- Hayatınızın dönüm noktası nedir?
İlk ve en zor attığım adım, İstanbul’a gelmek. Beraberinde ilk oynadığım başrol, çok büyük bir sorumluluk hissi, bütün gözler üzerinde, müthiş bir duygu... Ve tabii hayatımı tamamen değiştiren, uluslararası bir başarı ve şöhret kazandıran ‘Diriliş Ertuğrul’...
- Oynadığınız projelerin çoğu dönem işi... Tarihe meraklı mısınız?
Okul yıllarından beri tarihi severim, en yüksek not aldığım derslerden biriydi. Dizilerde de hep tarihi ve dönem işleri seyrediyordum, sanırım benim kaderim oldu. Kendimi hep o saraylarda ve kostümlerde hayal ederdim. Oynadığım işlerin çoğu dönem-tarih. İlk sinema filmi tecrübem bile öyle oldu.
- Fransa’da bir organizasyonda ‘Yılın En Sevilen Kadın Oyuncu’ ödülünü aldınız. Fransa maceranız nasıl geçti?

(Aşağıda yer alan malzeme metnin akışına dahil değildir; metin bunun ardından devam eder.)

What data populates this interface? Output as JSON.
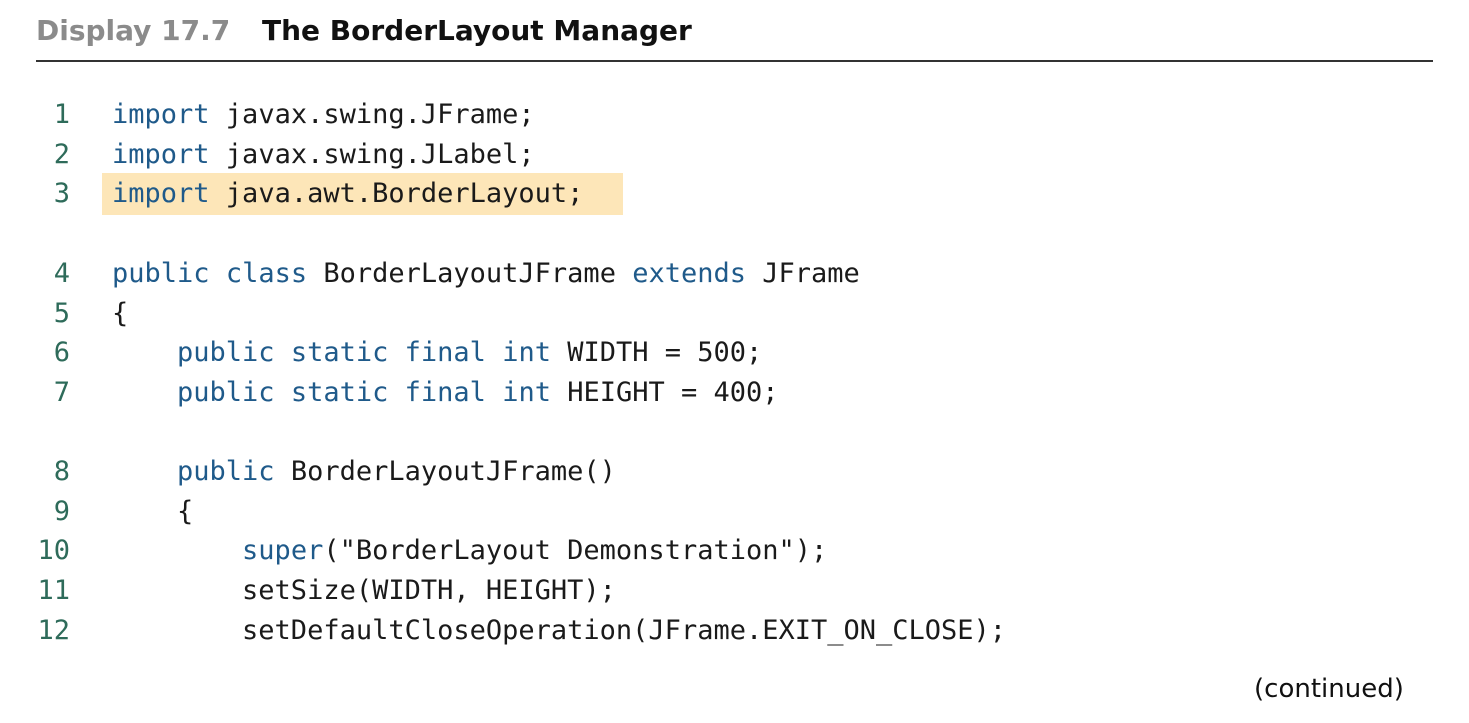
{
  "header": {
    "display_label": "Display 17.7",
    "title": "The BorderLayout Manager"
  },
  "highlight_color": "#fde6b8",
  "keyword_color": "#1f5a8a",
  "line_number_color": "#2e6b5a",
  "code": {
    "lines": [
      {
        "no": "1",
        "parts": [
          {
            "kw": "import"
          },
          {
            "t": " javax.swing.JFrame;"
          }
        ]
      },
      {
        "no": "2",
        "parts": [
          {
            "kw": "import"
          },
          {
            "t": " javax.swing.JLabel;"
          }
        ]
      },
      {
        "no": "3",
        "parts": [
          {
            "kw": "import"
          },
          {
            "t": " java.awt.BorderLayout;"
          }
        ]
      },
      {
        "no": "4",
        "parts": [
          {
            "kw": "public"
          },
          {
            "t": " "
          },
          {
            "kw": "class"
          },
          {
            "t": " BorderLayoutJFrame "
          },
          {
            "kw": "extends"
          },
          {
            "t": " JFrame"
          }
        ]
      },
      {
        "no": "5",
        "parts": [
          {
            "t": "{"
          }
        ]
      },
      {
        "no": "6",
        "parts": [
          {
            "t": "    "
          },
          {
            "kw": "public"
          },
          {
            "t": " "
          },
          {
            "kw": "static"
          },
          {
            "t": " "
          },
          {
            "kw": "final"
          },
          {
            "t": " "
          },
          {
            "kw": "int"
          },
          {
            "t": " WIDTH = 500;"
          }
        ]
      },
      {
        "no": "7",
        "parts": [
          {
            "t": "    "
          },
          {
            "kw": "public"
          },
          {
            "t": " "
          },
          {
            "kw": "static"
          },
          {
            "t": " "
          },
          {
            "kw": "final"
          },
          {
            "t": " "
          },
          {
            "kw": "int"
          },
          {
            "t": " HEIGHT = 400;"
          }
        ]
      },
      {
        "no": "8",
        "parts": [
          {
            "t": "    "
          },
          {
            "kw": "public"
          },
          {
            "t": " BorderLayoutJFrame()"
          }
        ]
      },
      {
        "no": "9",
        "parts": [
          {
            "t": "    {"
          }
        ]
      },
      {
        "no": "10",
        "parts": [
          {
            "t": "        "
          },
          {
            "kw": "super"
          },
          {
            "t": "(\"BorderLayout Demonstration\");"
          }
        ]
      },
      {
        "no": "11",
        "parts": [
          {
            "t": "        setSize(WIDTH, HEIGHT);"
          }
        ]
      },
      {
        "no": "12",
        "parts": [
          {
            "t": "        setDefaultCloseOperation(JFrame.EXIT_ON_CLOSE);"
          }
        ]
      }
    ]
  },
  "footer": {
    "continued": "(continued)"
  }
}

Fransa’ya ilk gidişimdi, inanılmaz heyecanlıydım. Ne yalan söyleyeyim, böyle bir kalabalığın beni beklediği aklımın ucundan bile geçmemişti. Paris sokaklarında da bir sürü Türk’le karşılaşıp sohbet etme fırsatım oldu. ‘En Sevilen Kadın Oyuncu’ ödülü de pastanın çileği gibiydi, bütün sezonun yorgunluğunu aldı.
- İstanbul Üniversitesi’ndeki eğitiminizi tamamladınız mı?
Radyo, sinema ve televizyon bölümünde eğitim alıyorum. Üniversitede okumak hayalimdi ve bu hayalimi tamamlamak üzereyim. Yaptığım işin okulunu okumak hoşuma gidiyor.